Advanced practice is delivered by experienced nurses. It is a level of practice characterised by a high degree of autonomy and complex decision-making. It is a masters level award that embodies the ability to manage clinical care in partnership with individuals, families, and carers.
These practitioners have high levels of autonomy and advanced knowledge and skills within the four pillars of Advanced Practice (clinical, leadership, education and research.)
They may be responsible for service development and improvement initiatives.
Salary, hours and benefits
|£38,890 – £51,668
Standard hours are usually around 37.5 hours a week.
|You could work
|Depending on your role, you could work day and night shifts, weekends and bank holidays, or office hours.
What you’ll do
As an advanced practitioner, you will:
- make professionally autonomous decisions, for which you are accountable,
- receive patients with undifferentiated and undiagnosed problems,
- assess healthcare needs, based on highly developed nursing knowledge and skills,
- refer and treat, including prescribing independently,
- order investigations as required,
- act upon and interpret results,
- educate others,
- have an active role in research.
Restrictions and requirements
You’ll need to pass enhanced background checks, as you may be working with children and vulnerable adults.
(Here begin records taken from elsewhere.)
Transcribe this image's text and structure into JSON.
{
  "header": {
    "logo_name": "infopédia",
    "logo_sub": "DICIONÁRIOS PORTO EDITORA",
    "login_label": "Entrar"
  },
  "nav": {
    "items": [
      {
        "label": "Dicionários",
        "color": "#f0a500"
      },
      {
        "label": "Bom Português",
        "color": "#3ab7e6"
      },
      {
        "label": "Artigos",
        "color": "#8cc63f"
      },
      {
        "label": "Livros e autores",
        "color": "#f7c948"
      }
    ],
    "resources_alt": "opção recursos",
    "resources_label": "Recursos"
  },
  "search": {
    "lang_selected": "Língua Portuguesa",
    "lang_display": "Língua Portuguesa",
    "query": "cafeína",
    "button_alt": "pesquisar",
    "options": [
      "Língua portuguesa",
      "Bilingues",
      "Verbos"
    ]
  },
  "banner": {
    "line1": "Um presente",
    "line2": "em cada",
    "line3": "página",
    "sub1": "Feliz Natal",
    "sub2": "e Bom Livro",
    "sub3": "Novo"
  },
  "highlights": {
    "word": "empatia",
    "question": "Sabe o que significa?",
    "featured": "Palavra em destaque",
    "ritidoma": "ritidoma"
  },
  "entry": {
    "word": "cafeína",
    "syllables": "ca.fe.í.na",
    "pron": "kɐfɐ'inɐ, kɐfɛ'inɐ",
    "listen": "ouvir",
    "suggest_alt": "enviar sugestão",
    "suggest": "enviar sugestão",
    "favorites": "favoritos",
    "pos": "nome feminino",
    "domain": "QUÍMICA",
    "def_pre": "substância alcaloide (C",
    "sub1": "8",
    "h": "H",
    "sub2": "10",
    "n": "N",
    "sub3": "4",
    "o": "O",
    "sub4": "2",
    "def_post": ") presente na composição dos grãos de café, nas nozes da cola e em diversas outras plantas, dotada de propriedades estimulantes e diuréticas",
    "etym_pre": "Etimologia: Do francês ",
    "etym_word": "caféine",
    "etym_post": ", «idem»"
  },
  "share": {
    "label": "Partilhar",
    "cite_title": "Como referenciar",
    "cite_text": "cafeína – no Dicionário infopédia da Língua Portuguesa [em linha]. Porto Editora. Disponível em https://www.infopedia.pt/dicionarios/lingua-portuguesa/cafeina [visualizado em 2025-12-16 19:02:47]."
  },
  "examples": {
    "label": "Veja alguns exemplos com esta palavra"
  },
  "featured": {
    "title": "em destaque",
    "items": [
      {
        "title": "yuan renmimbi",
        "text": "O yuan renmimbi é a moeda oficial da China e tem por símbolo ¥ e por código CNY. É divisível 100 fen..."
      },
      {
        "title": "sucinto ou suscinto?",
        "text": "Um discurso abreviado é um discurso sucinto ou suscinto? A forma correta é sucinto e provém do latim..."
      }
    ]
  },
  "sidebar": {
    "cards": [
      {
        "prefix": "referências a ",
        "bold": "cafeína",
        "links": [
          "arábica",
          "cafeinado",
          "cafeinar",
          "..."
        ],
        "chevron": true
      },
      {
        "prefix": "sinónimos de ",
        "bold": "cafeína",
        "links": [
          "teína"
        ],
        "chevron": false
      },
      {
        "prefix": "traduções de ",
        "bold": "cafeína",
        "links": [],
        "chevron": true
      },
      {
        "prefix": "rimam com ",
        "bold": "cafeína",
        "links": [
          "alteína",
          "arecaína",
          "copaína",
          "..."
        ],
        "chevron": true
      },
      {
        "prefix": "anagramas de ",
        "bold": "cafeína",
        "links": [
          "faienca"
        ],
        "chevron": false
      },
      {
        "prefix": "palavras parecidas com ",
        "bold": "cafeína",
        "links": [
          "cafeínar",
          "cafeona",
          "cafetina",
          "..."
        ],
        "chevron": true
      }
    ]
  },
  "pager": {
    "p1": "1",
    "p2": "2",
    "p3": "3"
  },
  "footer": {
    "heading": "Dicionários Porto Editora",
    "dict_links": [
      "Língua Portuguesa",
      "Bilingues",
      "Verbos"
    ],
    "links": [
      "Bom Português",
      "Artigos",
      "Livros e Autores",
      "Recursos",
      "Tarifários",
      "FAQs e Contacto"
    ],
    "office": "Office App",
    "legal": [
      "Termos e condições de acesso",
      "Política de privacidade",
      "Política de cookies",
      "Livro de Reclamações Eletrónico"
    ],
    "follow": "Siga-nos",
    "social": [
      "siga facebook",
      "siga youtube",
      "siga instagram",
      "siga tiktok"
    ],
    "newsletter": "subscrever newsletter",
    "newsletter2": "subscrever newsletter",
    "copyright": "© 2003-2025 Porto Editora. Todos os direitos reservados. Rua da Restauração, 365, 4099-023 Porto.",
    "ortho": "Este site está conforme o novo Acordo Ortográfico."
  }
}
As an advanced practitioner in learning disabilities and autism, you may be caring for and supporting people in their own home, in the community, in a hospital, or in any health and care setting, working with registered nurses and other health and care professionals as part of a multidisciplinary team.
Characteristics and skills required
As an advanced practitioner you will need enhanced communication and relationship skills, including the ability to:
- communicate difficult and highly complex sensitive information using a variety of methods,
- ensure effective communication is maintained between members of the multidisciplinary team,
- provide empathy and reassurance through understanding the quality of life issues,
- support the wider team in providing patients with treatment plans,
- act as a role model and an expert resource for patients and staff throughout the Trust,
- show strong analytical and judgement skills,
- demonstrate planning and organisational skills,
- interpret and analyse data.
Career path and progression
You can progress into an additional role as an approved mental health professional, or AMHP. Approved mental health professionals are mental health professionals who have been approved by a local social services authority to carry out duties under the Mental Health Act. They are responsible for coordinating an assessment of a person who is in distress and deciding whether the person needs an admission into a hospital to keep themselves and/or other people safe.
This role requires an ability to assess complex needs, often in a crisis situation, and an ability to use creative thinking skills to reach a decision that ensures the patient receives care in the least restrictive environment.
|Career Framework level
|5 and 6
|Registered Nurse – Learning Disability
The registered nurse – learning disability plays a vital role, working with people with learning disabilities across the whole lifespan in both health and social care settings. By working with people and their families, and putting the individual at the centre of everything they do, these nurses lead the way in achieving positive health and social outcomes for people with learning disabilities.
Can be delivered as an apprenticeship programme.
|Advanced Clinical Practitioner
Advanced clinical practice is delivered by experienced nurses and embodies the ability to manage clinical care in partnership with individuals, families, and carers. In the field of learning disability nursing, advanced clinical practitioners might specialise in a particular aspect of health service delivery to people with learning disabilities, such as physical health inequality, behaviour, forensics, or autism.
Nurse consultants, also called consultant nurses, are highly experienced nurses who have specialised in a chosen area of practice. All consultant nurse posts are firmly based in clinical and nursing practice and involve nurses working directly with patients, clients, or communities for much of their time.
How to become a Advanced Nurse Practitioner
Advanced practitioners (APs) are healthcare professionals, educated to master’s level or equivalent, with the skills and knowledge to allow them to expand their scope of practice to better meet the needs of the people they care for.
Many NHS employers work with universities that run advanced practice programmes. Some run online, and some will have a blended approach of both face-to-face and online learning. Many are delivered part time, enabling you to work alongside study.
The masters-level award can be delivered as an apprenticeship. Your employer would support you to undertake this while continuing to work and earn a salary. Most advanced practice apprenticeship programmes will be approximately 36 months in length.
You would need to have significant experience of working as a nurse and be capable of complex decision-making and have the ability to work with high levels of autonomy.
If you work in an NHS organisation in London, you are given an uplift in salary, known as London weighting. This is a percentage increase in your salary depending on the location of your employer within the London region.
Employers may offer advanced practice education and opportunities as part of their workforce development. They may also advertise these posts externally or advertise vacancies for those who have already gained an advanced clinical practice qualification.
Apply for the role either through NHS jobs or through networking with people who are already working in the speciality area you want to work in.